Robert Gawliński ze swoim zespołem Wilki (Marcin Ciempiel, Mikis Cupas, Marcin Szyszko i Andrzej Smolik) znów święcą swoje triumfy. Ich utwory z nowej płyty „Watra” trafiają teraz na szczyty list przebojów. Robert znalazł nieco wolnego czasu i zgodził się na krótki, telefoniczny wywiad dla Kafeterii:
- Do jakich wykonawców nawiązujesz w swojej muzyce? W niektórych utworach wyraźnie słyszę U2.
- Być może troszeczkę pobrzmiewa U2, ponieważ bardzo lubię ten zespół.
- Na jakiej muzyce się wychowałeś?
- Na zimnej fali, bardzo dołującym i ciężkim graniu.
- Dlaczego odszedłeś od Wilków, a teraz wróciłeś? Czy solo zarabia się gorzej?
- Nie chodzi o zarobki, nic się nie zmieniło w tej kwestii. To było już bardzo zmęczone stado Wilków (śmieje się). Byliśmy sobą znudzeni, trochę się kłóciliśmy. Chciałem nagrać solową płytę i wrócić do Wilków, ale kryzys się pogłębiał i nie było sensu ciągnąć tego dalej. Teraz znów postanowiliśmy grać razem.
- Kiedyś w wywiadach mówiłeś, że już nigdy nie zagracie razem.
- Nie mówiłem kategorycznie - nie, tylko raczej nie. Udało nam się zrobić świetną płytę, więc cieszę się, że znów gramy razem.
- Jak przebiega współpraca z żoną? Monika jest waszym menedżerem.
- Bardzo dobrze (śmieje się).
- Czy w trasę jeździsz z żoną?
- Tak. Zwykle jeżdżę z Moniką. Jest naszym menedżerem i kierowcą w jednym.
- Czy omawiacie wspólnie , jak wypadły koncerty?
- Nie zawsze. Czasami wybieramy się na kolację i wtedy rozmawiamy, jak wypadliśmy na koncercie. Monika ma świetną intuicję. Gdy zaintonuję coś na gitarze, ona natychmiast każe mi pisać do tego słowa i mówi, że to będzie przebój. Nigdy się nie myli.
- Macie dzieci.
- Tak. Dwójkę bliźniaków. Chłopców Benjamina i Emanuela. Etap kinderbalów, które uwielbiałem, mamy już za sobą. Dzieciaki chodzą już do szkoły.
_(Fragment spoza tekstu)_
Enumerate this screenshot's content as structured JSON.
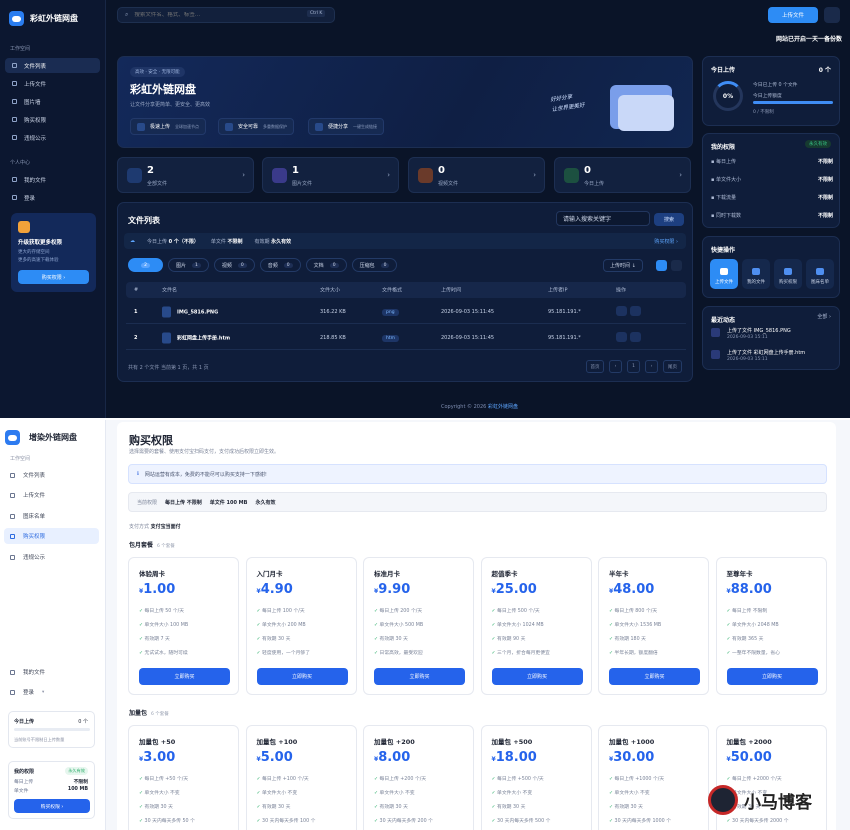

- Jak wygląda wasz dom? Czy należysz do wykonawców, którzy ciągle są w trasie i właściwie nie ma mowy o jakimkolwiek domu?
- Wychowałem się na Pradze. Nie lubię wielkich osiedli. Najmilej wspominam mieszkanie na Starym Mieście. Wyglądało zwyczajnie - cztery pokoiki, z których jeden był dzienny a trzy pozostałe stosunkowo małe: gabinet, sypialnia i pokój chłopców. Przeprowadziliśmy się, bo chłopcy chcieli mieć swoje pokoje.
- W twojej muzyce, nawet gdy brzmi energicznie, słowa zawsze są smutne. Dlaczego? Czy to wynika z twojej natury?
- Myślę, że moje teksty są prawdziwe. Życie składa się ze smutków i odrobiny szczęścia.
- To bardzo pesymistyczne.
- Nie znam żadnego pięknego utworu, który byłby wesoły.
- Czy masz jakieś hobby, oprócz muzyki?
- Muzyka to nie jest już moje hobby, tylko mój zawód. Lubię grać w gry komputerowe, strzelać z łuku, zbieram białą broń.
- Dlaczego zmieniłeś wygląd? Kiedyś miałeś krótkie, blond włosy.
- Włosy... nie wiem coś mi odbiło. Farbowanie na biało nie jest już modne (śmieje się). Chciałem coś zmienić, więc wróciłem do poprzedniego wizerunku. Taki chyba bardziej do mnie pasuje.
- Zdecydowanie. Krótko obcięte, blond włosy nie robiły dobrego wrażenia. Zmieniłeś nie tylko wygląd, zmieniła się też twoja muzyka.
Muzycznie zatoczyłem pełne koło. Wracamy do tego, co graliśmy wcześniej.